Bu arada bir proje çalışmasıyla katıldığımız yarışmada derece yapınca Yunanistan’a davet edildik.Beş günlük bir geziyle Yunanlı kardeşlerimizi tanıma fırsatım oldu.O günlerde Orhan Pamuk Nobel Edebiyat Ödülü almıştı.Onun orada çok tanındığını da böylece tanık olmuştum.Kitaplarının çevirilerinin aslından daha başarılı olduğunu da.
Bu çalışma temposu bazen öyle yorucu ve bunaltıcı olurdu ki, işte o zaman kendimi dağlara atıyordum.Orada kendimi özgür ve her türlü sorundan uzak hissederdim.Ilgıt ılgıt esen serin rüzgar bütün yorgunluğumu,sıkıntılarımı,dertlerimi alır götürürdü.Doruklara çıktığınızda ulaşılan mutluluk anlatılmaz boyutlar kazanır,bulutların üzerinde adeta uçuyor duygusuna kapılırsınız.

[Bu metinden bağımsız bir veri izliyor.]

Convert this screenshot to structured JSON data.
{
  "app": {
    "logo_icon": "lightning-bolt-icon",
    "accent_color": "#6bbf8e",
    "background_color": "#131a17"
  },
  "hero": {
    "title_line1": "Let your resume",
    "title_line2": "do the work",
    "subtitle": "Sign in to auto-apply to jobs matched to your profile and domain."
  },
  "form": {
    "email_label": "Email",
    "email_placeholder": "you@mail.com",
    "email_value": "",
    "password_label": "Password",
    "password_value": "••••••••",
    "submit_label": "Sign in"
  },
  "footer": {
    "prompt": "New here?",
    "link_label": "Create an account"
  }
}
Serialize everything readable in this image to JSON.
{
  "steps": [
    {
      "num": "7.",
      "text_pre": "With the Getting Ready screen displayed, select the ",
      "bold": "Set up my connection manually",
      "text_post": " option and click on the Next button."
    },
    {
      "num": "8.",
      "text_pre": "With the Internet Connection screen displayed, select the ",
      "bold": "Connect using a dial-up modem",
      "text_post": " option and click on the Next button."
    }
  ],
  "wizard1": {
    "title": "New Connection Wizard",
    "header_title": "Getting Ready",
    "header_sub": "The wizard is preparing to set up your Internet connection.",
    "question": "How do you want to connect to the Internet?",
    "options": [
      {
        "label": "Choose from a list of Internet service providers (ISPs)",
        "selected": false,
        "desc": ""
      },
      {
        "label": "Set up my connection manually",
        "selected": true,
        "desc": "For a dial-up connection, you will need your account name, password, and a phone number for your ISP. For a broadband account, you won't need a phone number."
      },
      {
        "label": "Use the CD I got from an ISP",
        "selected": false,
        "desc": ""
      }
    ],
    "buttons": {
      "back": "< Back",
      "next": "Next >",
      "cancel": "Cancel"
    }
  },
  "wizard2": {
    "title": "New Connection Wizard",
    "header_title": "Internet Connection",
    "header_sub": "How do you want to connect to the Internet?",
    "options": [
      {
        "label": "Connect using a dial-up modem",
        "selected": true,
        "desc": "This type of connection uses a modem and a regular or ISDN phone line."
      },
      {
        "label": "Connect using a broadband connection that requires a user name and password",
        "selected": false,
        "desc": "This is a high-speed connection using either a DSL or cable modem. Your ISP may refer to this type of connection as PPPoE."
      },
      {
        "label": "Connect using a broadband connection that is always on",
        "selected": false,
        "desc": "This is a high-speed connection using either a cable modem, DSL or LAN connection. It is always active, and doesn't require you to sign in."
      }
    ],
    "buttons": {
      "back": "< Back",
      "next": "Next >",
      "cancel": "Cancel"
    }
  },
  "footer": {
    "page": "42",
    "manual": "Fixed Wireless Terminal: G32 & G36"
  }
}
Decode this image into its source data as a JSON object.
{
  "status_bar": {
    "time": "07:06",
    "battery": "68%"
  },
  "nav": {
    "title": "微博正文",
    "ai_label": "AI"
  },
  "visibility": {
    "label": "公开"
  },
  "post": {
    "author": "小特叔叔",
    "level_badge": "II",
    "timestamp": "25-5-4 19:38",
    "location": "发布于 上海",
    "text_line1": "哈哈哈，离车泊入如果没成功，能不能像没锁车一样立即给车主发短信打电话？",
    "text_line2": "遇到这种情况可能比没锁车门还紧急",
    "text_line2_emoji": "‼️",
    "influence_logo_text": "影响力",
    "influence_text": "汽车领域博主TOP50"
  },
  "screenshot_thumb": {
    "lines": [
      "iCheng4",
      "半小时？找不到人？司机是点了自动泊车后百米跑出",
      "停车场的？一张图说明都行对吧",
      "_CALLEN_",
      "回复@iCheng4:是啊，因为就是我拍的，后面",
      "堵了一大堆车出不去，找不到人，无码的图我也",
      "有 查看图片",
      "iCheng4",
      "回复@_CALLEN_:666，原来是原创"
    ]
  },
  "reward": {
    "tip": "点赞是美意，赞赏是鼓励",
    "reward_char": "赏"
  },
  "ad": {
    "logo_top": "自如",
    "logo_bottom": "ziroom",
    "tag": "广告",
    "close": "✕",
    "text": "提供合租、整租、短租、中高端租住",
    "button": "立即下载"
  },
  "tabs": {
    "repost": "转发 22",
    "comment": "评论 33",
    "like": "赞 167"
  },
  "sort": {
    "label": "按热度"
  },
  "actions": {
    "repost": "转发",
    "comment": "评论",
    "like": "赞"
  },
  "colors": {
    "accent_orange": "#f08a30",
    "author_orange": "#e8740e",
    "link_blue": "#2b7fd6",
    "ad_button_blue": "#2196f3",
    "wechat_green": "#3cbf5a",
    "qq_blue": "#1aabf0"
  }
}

Bir de buna sevgilim,aşkım Semracığımın varlığı eklenince dünyalar benim olur,içim ısınır,yüreğim pır pır uçardı. O benim her şeyimdi.Yaşamımın büyük desteği ve güç kaynağıydı.Onunla birlikte geleceğimizi kurmaya hazırlanıyorduk.Birtakım tasarılar yapmıştık.Programımız yavaş yavaş belirmeye başlamıştı.Önce küçük bir nişan,ardınan askerlik,düğün,doktora ve tabii ki yeni yeni doruklar…Ama bu sadece dağların dorukları değildi artık.